Alex Coates loves being part of the LPC family. “James has been a great mentor for me since joining LPC’s coaching squad” she says. “He manages the large group of athletes in such a relaxed and fun manner, which allows everyone on the team to find enjoyment in hard work.” She says that even through LPC’s individualized online coaching, Loaring fosters “a strong sense of community within the team.”
“We’re lucky to have such a diverse group of triathletes,” says Loaring. “Almost half our team lives in the Guelph area but we have athletes abroad from as far as Germany and Australia. Our athletes race in different formats, with different goals. Some come into the club looking to complete their first try-a-tri and others have their sights set on Kona. We love being able to help each individual get to where they want to be.”

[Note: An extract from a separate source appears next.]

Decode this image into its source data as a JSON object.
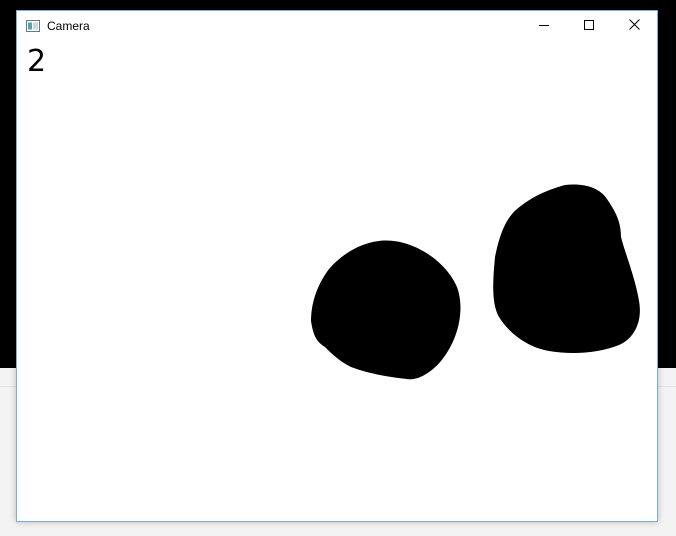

With 10 coaches and 50 campers, LPC’s Clermont training camp is always a highlight of the year. “We have many different athletes come together for the week. Lionel Sanders joins us and we have plenty of beginners.” The team bonding and hard training that goes on during that week no doubt played into the club’s greatest accomplishment of 2015 — winning the Triathlon Ontario Club Championships for the second year in a row.
Beyond creating a team that fosters strong individual development, Loaring’s passion for supporting non-profit causes close to his heart distinguish him as a remarkable coach. “LPC began fundraising for breast cancer research well over a decade ago,” he says. “We have raised over a quarter million dollars.” Loaring chose the cause in honour of his late mother.
Since then, LPC’s support has switched gears as Loaring identified a need within the triathlon community. He
started the Hurdle Project, a “non-profit fundraiser and support program for elite athletes, future elites, and young professionals who dedicate themselves to their work as well as their sport.” While bodies like Triathlon Canada and the provincial triathlon associations support up-and-comers in the sport, the Hurdle Project offers a unique opportunity for the young athletes to receive discounted coaching, equipment and services as part of LPC.
With so much on the go, Loaring has no plans to slow down any time soon. When asked about his goals for LPC in 2016, he told TMC he’d like to go for a three-peat by winning the Triathlon Ontario Club Championships again. With his focus always on each of this athletes, he’s excited to watch them reach for ITU world championships and Kona this year.